Srebrenica war ursprünglich ethnisch gemischt. Doch bereits unmittelbar nach dem Eintreffen von Orics 28. bosnisch-muslimischen Division in Srebrenica waren die serbischen Einwohner im Mai 1992 aus der Stadt geflohen. An ihre Stelle kamen Muslime aus der umliegenden Gegend, und Srebrenica wurde zu einer muslimischen Enklave mit 35.000 Menschen. Von Beginn an attackierte die 28. Division die umliegenden serbisch bewohnten Dörfer mit größter Brutalität. Eine der erbarmungslosesten Aktionen fand am 7. Jänner 1993, dem Tag des serbisch-orthodoxen Weihnachtsfestes, statt, als Oric einen Überraschungsangriff gegen das Dorf Kravice anführte, bei dem über hundert serbische Soldaten und Zivilisten getötet wurden.

Ein großer Teil der Feindseligkeit der bosnischen Serben aus der Region gegenüber den Einwohnern Srebrenicas resultierte aus dieser Phase des Krieges. Im Frühjahr 1993 übergab die jugoslawische Staatskommission für Kriegsverbrechen dem UN-Sicherheitsrat ein Memorandum. Es beinhaltete eine Liste von etwa 1300 Serben, die von Orics Truppen von April 1992 bis April 1993 getötet und von 192 Dörfern, die niedergebrannt worden waren. Der UN-Sicherheitsrat akzeptierte das Memorandum als offizielles Dokument.

Blutige Trophäen

Im April 1993 erhielt Srebrenica den Status einer Schutzzone und UNO-Truppen wurden darin stationiert. Doch wurde die Stadt niemals erfolgreich demilitarisiert.

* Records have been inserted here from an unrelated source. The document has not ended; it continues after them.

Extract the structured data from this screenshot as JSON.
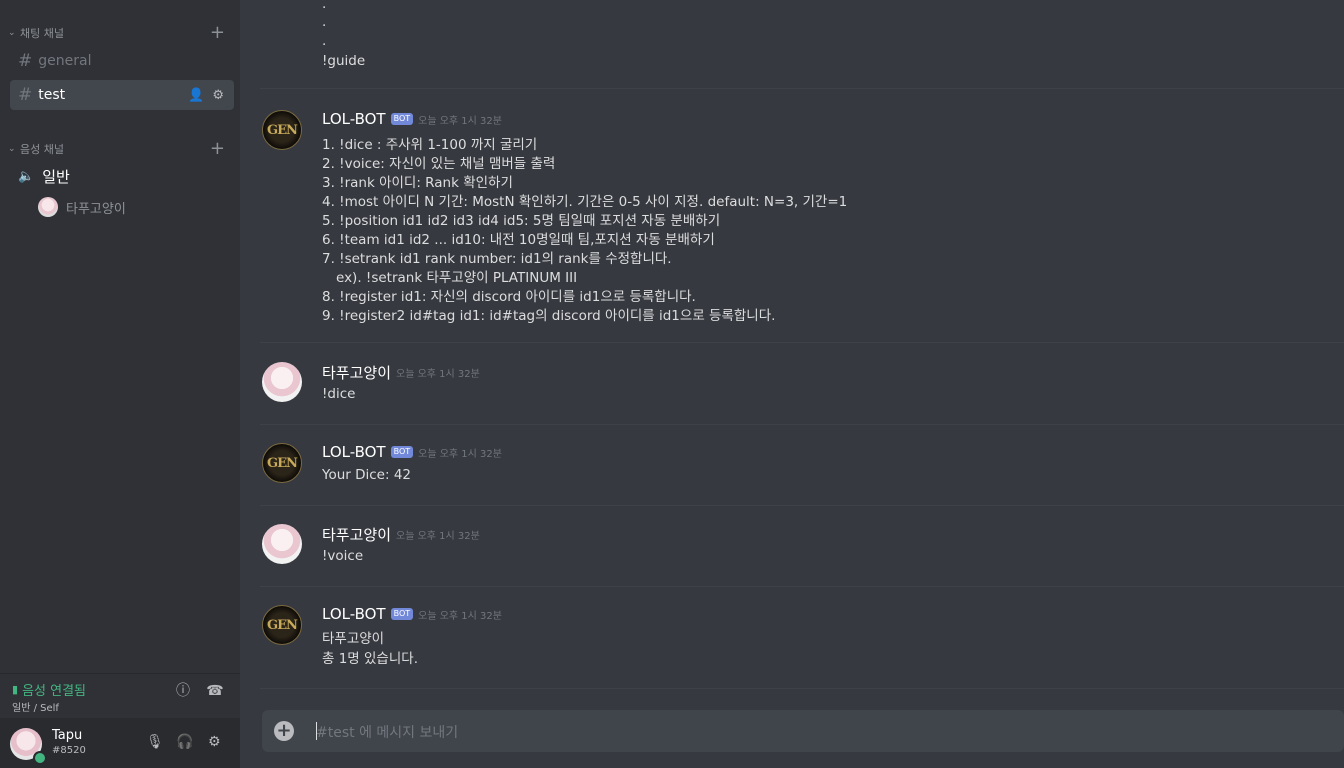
{
  "sidebar": {
    "text_category": {
      "label": "채팅 채널"
    },
    "channels": [
      {
        "name": "general"
      },
      {
        "name": "test"
      }
    ],
    "voice_category": {
      "label": "음성 채널"
    },
    "voice_channel": {
      "name": "일반",
      "user": "타푸고양이"
    },
    "voice_panel": {
      "status": "음성 연결됨",
      "sub": "일반 / Self"
    },
    "user": {
      "name": "Tapu",
      "tag": "#8520"
    }
  },
  "messages": {
    "tail": [
      ".",
      ".",
      ".",
      "!guide"
    ],
    "bot1": {
      "author": "LOL-BOT",
      "badge": "BOT",
      "time": "오늘 오후 1시 32분",
      "lines": [
        "1. !dice : 주사위 1-100 까지 굴리기",
        "2. !voice: 자신이 있는 채널 맴버들 출력",
        "3. !rank 아이디: Rank 확인하기",
        "4. !most 아이디 N 기간: MostN 확인하기. 기간은 0-5 사이 지정. default: N=3, 기간=1",
        "5. !position id1 id2 id3 id4 id5: 5명 팀일때 포지션 자동 분배하기",
        "6. !team id1 id2 ... id10: 내전 10명일때 팀,포지션 자동 분배하기",
        "7. !setrank id1 rank number: id1의 rank를 수정합니다.",
        "ex). !setrank 타푸고양이 PLATINUM III",
        "8. !register id1: 자신의 discord 아이디를 id1으로 등록합니다.",
        "9. !register2 id#tag id1: id#tag의 discord 아이디를 id1으로 등록합니다."
      ]
    },
    "user1": {
      "author": "타푸고양이",
      "time": "오늘 오후 1시 32분",
      "text": "!dice"
    },
    "bot2": {
      "author": "LOL-BOT",
      "badge": "BOT",
      "time": "오늘 오후 1시 32분",
      "text": "Your Dice: 42"
    },
    "user2": {
      "author": "타푸고양이",
      "time": "오늘 오후 1시 32분",
      "text": "!voice"
    },
    "bot3": {
      "author": "LOL-BOT",
      "badge": "BOT",
      "time": "오늘 오후 1시 32분",
      "lines": [
        "타푸고양이",
        "총 1명 있습니다."
      ]
    }
  },
  "composer": {
    "placeholder": "#test 에 메시지 보내기"
  }
}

Der UN-Report zu Srebrenica hielt fest, dass die muslimischen Truppen nicht mehr als 300 Waffen abgegeben hatten, die meisten davon waren unbrauchbar. Die etwa 5800 Mann starke 28. Division machte weiterhin Ausfälle in serbisches Territorium und tötete Soldaten und Zivilisten. Sowohl 1994 als auch 1995 lud Oric ausländische Reporter ein und zeigte ihnen seine "Kriegstrophäen" : Videos, auf denen abgeschnittene Köpfe, verbrannte und erschossene Serben, abgebrannte Häuser und Leichenberge zu sehen waren.

Die Gräueltaten der muslimischen Division unter dem Kommando von Oric sind gut dokumentiert. Doch als er im März 2003 vom ICTY angeklagt wurde, wurde er nur wegen der Ermordung von sieben Serben durch seine Untergebenen zur Verantwortung gezogen. Obwohl sich Oric öffentlich gegenüber westlichen Reportern mit dem Erschlagen von serbischen Zivilisten gebrüstet hatte, sah der ICTY die Beweislage für eine entsprechende Anklage nicht gegeben.

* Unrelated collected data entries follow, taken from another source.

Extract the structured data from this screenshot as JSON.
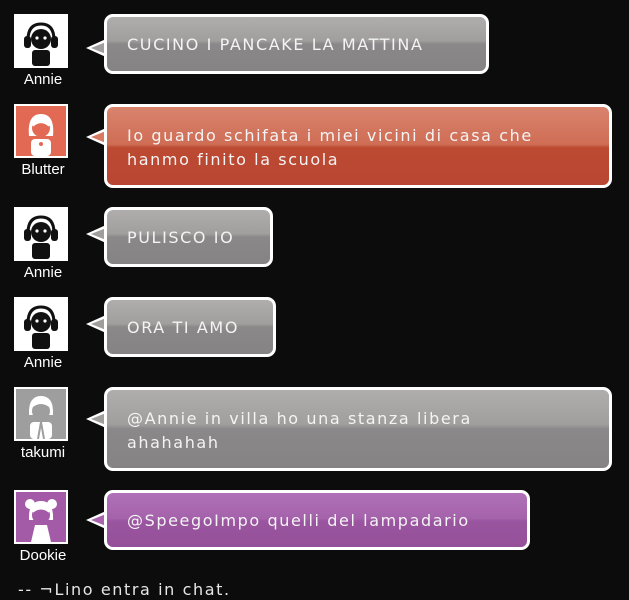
{
  "chat": {
    "messages": [
      {
        "user": "Annie",
        "text": "CUCINO I PANCAKE LA MATTINA",
        "bubble_color": "#8a8888",
        "avatar": "annie-avatar-icon"
      },
      {
        "user": "Blutter",
        "text_lines": [
          "Io guardo schifata i miei vicini di casa che",
          "hanmo finito la scuola"
        ],
        "bubble_color": "#c0503a",
        "avatar": "blutter-avatar-icon"
      },
      {
        "user": "Annie",
        "text": "PULISCO IO",
        "bubble_color": "#8a8888",
        "avatar": "annie-avatar-icon"
      },
      {
        "user": "Annie",
        "text": "ORA TI AMO",
        "bubble_color": "#8a8888",
        "avatar": "annie-avatar-icon"
      },
      {
        "user": "takumi",
        "text_lines": [
          "@Annie in villa ho una stanza libera",
          "ahahahah"
        ],
        "bubble_color": "#8a8888",
        "avatar": "takumi-avatar-icon"
      },
      {
        "user": "Dookie",
        "text": "@SpeegoImpo quelli del lampadario",
        "bubble_color": "#9a55a0",
        "avatar": "dookie-avatar-icon"
      }
    ],
    "system_message": "-- ¬Lino entra in chat."
  }
}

Neben dem milden Urteil von zwei Jahren Haft sticht die Dekontextualisierung der von Oric und seinen Truppen begangenen Verbrechen mit den blutigen Ereignissen in Srebrenica vom Juli 1995 ins Auge. Mit einer Anklage, die die offensichtlich schweren Verbrechen von Oric vor dem Juli 1995 ausklammerte, vermied das ICTY, einen Zusammenhang mit dem Massaker in Srebrenica herzustellen.

Dass das systematische Abschlachten der serbischen Zivilbevölkerung in der Umgebung von Srebrenica durch Orics Truppen vom ICTY nicht als "Verbrechen gegen die Menschlichkeit" qualifiziert wurde, sagt einiges über die politische Agenda dieses Gerichtshofes aus. Damit war es möglich, das Massaker der bosnisch-serbischen Armee in Srebrenica vom Juli 1995 als eine zusammenhanglose Tat darzustellen und Srebrenica als Symbol des serbischen Bösen und für die muslimische Opferrolle zu instrumentalisieren.

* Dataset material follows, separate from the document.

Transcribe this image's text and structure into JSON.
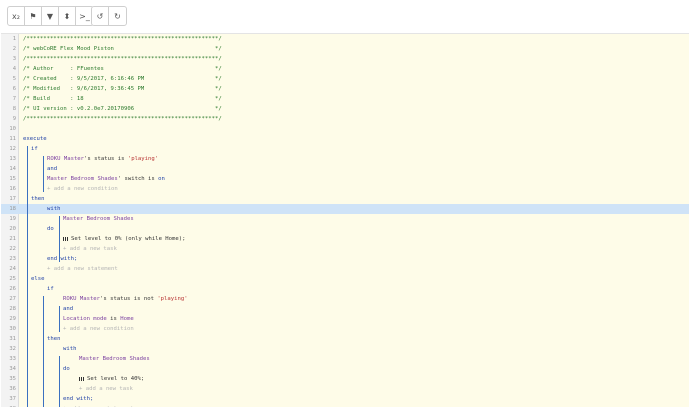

Die Rehabilitierung von Naser Oric durch den ICTY ist ein weiterer Höhepunkt in diesem zynischen Spiel mit der traurigen, blutigen und komplexen Geschichte des Zerfalls Ex-Jugoslawiens. Es ist zu befürchten, dass sich auch der Prozess gegen Karadzic in diese politisch tendenziöse Liste einfügen wird.

* Dr. Walter Manoschek ist Professor für Politikwissenschaft an der Universität Wien

Der Beitrag, den uns der Autor freundlicherweise zur Dokumentation zur Verfügung stellte, erschien in der Wieder Zeitung DER STANDARD, Printausgabe, 30. Juli 2008 ("Kommentar der anderen").